Jan. 6 panel and subpoenas: Committee targets witnesses linked to day of attack

The Democratic-led House select committee investigating the Jan. 6 attack on the U.S. Capitol has issued subpoenas to more than a dozen individuals, including several former Trump administration officials and organizers behind the Jan. 6 rally held before the deadly siege.

The committee has sent subpoenas to ex-Trump strategist Steve Bannon, former White House chief of staff Mark Meadows, ex-White House deputy chief of staff for communications Dan Scavino and Kash Patel, who was chief of staff to then-acting Defense Secretary Christopher Miller, among others.

Although Bannon was not part of the Trump administration on Jan. 6, he refused to cooperate on the grounds of executive privilege, a legal shield used to protect presidential conversations and records.

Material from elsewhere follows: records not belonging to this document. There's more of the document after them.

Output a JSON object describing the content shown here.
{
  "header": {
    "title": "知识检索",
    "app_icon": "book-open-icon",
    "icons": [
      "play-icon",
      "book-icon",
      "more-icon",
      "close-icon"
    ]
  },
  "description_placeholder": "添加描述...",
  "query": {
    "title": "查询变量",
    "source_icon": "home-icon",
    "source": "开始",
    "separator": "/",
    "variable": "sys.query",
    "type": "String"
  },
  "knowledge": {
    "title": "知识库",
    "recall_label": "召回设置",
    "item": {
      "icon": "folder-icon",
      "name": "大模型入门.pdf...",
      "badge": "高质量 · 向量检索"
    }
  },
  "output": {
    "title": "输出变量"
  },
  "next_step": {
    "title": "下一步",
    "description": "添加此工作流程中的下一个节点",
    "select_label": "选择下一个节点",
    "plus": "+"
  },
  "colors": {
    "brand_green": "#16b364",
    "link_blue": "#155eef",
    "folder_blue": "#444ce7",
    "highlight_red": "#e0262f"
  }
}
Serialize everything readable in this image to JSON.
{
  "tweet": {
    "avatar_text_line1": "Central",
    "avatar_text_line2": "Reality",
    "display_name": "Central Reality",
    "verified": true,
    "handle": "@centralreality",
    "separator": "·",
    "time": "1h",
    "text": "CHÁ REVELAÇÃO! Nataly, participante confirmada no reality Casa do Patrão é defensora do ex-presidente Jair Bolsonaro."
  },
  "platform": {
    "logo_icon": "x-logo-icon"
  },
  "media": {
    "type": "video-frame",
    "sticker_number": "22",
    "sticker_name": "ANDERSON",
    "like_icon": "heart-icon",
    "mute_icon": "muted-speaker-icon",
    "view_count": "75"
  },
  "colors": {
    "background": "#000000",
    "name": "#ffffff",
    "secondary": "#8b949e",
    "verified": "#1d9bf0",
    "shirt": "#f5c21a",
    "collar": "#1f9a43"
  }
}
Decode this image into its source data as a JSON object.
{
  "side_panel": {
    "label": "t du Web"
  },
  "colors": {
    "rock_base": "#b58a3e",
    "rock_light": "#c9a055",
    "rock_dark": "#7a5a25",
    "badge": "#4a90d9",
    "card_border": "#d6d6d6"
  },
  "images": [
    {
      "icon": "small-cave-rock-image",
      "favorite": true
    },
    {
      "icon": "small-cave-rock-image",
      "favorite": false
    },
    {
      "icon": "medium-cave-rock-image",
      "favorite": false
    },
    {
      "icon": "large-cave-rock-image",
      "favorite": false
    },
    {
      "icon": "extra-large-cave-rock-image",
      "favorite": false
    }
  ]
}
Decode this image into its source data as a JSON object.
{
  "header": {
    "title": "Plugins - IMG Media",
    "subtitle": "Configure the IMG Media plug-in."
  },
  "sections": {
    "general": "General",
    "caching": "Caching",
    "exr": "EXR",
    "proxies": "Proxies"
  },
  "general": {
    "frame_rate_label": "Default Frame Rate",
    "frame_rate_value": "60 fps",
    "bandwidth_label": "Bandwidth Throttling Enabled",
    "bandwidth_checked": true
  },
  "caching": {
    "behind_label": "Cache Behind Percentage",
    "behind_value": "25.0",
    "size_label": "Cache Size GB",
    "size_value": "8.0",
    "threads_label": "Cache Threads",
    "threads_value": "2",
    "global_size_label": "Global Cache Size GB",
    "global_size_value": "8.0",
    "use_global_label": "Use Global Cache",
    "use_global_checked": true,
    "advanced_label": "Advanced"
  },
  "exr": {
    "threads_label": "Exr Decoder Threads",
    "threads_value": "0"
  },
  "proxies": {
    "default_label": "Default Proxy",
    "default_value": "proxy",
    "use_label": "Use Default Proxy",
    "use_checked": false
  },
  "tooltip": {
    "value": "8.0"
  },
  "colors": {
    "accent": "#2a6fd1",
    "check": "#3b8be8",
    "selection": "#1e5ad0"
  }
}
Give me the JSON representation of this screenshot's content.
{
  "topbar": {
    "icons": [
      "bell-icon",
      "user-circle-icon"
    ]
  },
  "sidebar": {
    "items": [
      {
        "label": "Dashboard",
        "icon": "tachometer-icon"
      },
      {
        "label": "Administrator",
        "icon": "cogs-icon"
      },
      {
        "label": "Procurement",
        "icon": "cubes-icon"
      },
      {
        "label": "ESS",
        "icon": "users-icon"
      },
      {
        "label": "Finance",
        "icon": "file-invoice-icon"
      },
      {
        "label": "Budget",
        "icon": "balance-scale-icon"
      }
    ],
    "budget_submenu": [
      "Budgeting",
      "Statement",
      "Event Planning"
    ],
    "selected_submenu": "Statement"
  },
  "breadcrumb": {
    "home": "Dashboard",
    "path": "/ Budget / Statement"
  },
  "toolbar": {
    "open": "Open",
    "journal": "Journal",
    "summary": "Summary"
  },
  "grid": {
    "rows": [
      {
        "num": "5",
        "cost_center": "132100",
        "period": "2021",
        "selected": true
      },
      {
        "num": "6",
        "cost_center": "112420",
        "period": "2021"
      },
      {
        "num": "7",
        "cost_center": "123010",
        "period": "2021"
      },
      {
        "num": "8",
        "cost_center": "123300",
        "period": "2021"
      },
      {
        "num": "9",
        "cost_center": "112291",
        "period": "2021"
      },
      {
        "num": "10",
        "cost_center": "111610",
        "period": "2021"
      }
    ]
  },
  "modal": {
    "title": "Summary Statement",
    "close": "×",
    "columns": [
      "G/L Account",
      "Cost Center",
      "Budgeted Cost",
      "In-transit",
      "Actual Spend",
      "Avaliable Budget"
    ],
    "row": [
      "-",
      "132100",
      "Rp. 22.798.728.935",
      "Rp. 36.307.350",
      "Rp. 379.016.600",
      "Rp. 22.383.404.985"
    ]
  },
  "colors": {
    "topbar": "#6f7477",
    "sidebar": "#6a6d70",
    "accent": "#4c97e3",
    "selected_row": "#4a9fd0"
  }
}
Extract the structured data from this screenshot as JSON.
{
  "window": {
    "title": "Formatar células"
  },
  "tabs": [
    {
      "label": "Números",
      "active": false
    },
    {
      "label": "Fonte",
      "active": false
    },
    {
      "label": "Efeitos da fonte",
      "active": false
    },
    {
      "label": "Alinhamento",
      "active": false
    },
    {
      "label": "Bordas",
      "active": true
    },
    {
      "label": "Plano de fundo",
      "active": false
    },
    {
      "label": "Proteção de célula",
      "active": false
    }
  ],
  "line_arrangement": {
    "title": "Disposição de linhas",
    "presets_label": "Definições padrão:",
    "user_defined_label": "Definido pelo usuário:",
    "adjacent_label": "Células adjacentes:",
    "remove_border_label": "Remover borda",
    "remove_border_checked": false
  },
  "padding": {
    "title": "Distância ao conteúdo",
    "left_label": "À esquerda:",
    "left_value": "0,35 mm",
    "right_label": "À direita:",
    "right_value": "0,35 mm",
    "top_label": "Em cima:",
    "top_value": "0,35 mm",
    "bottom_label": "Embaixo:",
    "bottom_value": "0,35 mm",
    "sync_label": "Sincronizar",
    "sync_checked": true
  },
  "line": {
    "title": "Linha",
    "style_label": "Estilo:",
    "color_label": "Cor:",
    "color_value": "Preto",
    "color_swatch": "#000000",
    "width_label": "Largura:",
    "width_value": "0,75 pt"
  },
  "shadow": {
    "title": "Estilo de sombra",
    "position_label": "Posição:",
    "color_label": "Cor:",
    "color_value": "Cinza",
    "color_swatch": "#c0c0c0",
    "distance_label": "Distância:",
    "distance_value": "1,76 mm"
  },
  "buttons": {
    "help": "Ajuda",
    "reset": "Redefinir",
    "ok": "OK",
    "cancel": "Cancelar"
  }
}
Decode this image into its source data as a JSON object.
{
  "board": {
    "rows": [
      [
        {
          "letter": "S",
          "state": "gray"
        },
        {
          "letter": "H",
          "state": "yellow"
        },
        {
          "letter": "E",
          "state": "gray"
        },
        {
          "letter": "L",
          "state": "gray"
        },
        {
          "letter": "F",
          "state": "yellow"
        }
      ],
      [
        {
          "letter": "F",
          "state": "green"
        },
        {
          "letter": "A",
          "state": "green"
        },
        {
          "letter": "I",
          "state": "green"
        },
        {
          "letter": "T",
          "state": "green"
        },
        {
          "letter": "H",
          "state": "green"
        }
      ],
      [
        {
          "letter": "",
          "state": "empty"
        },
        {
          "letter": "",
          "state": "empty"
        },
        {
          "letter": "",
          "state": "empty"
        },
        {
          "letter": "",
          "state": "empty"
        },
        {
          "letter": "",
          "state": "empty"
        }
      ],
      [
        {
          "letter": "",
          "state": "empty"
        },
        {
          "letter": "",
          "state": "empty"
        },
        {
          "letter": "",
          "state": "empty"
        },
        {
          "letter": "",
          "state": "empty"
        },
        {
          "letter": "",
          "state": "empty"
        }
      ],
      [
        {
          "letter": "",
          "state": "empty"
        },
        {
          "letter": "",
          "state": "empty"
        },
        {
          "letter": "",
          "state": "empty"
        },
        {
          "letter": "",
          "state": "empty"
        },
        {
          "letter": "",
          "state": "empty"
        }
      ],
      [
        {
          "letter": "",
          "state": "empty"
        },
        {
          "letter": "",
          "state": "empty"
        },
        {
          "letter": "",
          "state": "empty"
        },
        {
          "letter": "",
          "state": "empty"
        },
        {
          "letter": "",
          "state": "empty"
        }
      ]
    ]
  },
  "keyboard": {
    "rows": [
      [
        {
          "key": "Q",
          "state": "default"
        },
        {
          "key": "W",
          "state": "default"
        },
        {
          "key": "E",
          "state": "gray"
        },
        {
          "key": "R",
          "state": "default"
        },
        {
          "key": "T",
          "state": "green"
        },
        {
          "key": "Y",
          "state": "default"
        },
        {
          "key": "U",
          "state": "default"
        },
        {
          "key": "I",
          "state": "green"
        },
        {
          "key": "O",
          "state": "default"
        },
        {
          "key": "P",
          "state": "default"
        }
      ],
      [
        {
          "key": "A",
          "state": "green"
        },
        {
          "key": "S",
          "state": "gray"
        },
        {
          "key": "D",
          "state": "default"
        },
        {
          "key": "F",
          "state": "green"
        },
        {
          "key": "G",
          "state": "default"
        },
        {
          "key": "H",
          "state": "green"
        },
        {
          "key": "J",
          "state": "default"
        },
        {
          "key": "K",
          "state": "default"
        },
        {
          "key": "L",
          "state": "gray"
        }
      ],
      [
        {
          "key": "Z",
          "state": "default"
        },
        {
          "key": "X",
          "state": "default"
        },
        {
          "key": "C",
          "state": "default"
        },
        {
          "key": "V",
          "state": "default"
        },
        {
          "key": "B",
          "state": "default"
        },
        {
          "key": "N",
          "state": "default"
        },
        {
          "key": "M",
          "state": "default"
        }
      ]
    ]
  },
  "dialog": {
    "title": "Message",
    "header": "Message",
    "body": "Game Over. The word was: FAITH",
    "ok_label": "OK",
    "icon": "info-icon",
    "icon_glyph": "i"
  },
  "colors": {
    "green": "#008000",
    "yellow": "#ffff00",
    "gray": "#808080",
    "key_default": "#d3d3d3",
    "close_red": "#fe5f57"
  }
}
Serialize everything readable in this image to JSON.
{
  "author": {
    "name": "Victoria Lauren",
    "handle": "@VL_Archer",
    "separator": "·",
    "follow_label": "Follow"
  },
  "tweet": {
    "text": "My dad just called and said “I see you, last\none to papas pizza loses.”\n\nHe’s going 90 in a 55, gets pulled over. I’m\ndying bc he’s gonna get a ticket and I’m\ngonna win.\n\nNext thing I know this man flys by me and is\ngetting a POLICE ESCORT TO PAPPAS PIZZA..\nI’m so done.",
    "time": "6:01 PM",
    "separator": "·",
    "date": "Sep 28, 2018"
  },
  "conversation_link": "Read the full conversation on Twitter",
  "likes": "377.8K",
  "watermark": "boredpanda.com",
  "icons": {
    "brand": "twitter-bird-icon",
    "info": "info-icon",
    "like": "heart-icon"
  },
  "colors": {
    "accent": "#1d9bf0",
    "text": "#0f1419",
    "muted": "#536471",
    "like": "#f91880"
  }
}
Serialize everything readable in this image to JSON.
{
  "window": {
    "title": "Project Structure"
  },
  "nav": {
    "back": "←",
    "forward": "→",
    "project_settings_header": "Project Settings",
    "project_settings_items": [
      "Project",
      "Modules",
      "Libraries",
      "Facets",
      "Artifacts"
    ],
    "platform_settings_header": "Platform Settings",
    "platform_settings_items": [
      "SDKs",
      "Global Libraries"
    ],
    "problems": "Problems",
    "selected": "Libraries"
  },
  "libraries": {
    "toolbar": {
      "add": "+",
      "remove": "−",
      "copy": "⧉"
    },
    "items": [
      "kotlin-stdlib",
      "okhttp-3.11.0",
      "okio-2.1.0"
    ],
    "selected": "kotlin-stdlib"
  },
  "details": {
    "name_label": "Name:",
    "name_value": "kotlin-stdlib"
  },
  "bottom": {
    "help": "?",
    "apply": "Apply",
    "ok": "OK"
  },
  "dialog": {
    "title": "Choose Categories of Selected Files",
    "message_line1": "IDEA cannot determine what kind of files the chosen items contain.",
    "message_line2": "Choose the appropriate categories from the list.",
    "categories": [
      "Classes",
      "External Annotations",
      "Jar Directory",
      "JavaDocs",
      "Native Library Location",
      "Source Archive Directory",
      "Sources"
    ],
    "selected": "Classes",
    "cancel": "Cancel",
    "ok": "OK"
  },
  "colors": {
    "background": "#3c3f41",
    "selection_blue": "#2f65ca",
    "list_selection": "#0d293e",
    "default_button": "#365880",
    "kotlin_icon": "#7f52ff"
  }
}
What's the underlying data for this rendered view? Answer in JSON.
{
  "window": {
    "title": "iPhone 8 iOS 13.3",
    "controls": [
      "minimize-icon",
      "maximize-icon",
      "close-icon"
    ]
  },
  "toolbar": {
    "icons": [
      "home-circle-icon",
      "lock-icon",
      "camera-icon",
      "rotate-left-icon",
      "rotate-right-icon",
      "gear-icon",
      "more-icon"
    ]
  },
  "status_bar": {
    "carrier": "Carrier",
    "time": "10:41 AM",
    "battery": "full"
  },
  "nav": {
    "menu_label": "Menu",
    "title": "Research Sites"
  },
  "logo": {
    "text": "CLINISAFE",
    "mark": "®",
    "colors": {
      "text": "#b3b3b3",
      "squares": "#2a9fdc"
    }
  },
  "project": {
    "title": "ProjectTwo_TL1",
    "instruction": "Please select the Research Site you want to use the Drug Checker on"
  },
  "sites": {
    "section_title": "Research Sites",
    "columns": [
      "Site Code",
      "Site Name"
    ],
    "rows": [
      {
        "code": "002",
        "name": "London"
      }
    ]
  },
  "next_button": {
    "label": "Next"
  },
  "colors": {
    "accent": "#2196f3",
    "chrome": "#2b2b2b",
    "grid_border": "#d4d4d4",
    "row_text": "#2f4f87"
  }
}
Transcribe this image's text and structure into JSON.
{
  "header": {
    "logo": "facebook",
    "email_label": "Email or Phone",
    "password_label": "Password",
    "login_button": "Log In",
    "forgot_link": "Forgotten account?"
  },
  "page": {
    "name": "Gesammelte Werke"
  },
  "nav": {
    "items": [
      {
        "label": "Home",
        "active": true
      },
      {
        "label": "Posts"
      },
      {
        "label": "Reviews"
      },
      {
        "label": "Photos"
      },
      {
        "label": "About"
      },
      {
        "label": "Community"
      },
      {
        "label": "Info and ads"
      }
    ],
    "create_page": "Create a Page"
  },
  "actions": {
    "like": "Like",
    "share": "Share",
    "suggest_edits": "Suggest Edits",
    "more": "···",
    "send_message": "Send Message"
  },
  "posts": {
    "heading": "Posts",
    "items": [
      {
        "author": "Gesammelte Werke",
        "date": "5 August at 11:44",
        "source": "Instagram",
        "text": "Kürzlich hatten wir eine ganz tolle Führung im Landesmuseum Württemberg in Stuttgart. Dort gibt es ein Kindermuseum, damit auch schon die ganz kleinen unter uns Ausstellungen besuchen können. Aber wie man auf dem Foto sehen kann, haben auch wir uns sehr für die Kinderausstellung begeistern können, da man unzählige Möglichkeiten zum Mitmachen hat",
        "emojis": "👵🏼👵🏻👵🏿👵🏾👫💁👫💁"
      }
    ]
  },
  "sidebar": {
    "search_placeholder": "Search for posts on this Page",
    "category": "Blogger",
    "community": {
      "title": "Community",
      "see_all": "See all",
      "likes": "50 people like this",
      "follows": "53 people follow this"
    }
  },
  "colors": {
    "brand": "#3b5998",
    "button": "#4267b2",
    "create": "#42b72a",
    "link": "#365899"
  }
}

The committee disagreed, and as a result the House referred him for a criminal contempt charge, which is now before the Justice Department.

Also, the panel — alongside the National Archives agency – is in the midst of fighting a lawsuit from former President Trump seeking to block the release of certain records.

The panel has delayed most of its scheduled depositions for witnesses engaged in talks with the committee. In addition, some named and unnamed witnesses have already turned over records and taken part in interviews or depositions, but the committee is declining to publicly name those cooperating for now.

“We’re seeing robust cooperation from a lot of witnesses, most people are really participating and understand the legal and civic duty, nature, of the discussion, so that’s good,” Rep. Jamie Raskin, D-Md., and a member of the committee, told NPR said in late October. “There have been dozens of interviews, as well as depositions.”

The committee has also issued orders to 35 tech companies to preserve records, plus document requests to eight federal agencies and 15 social media companies.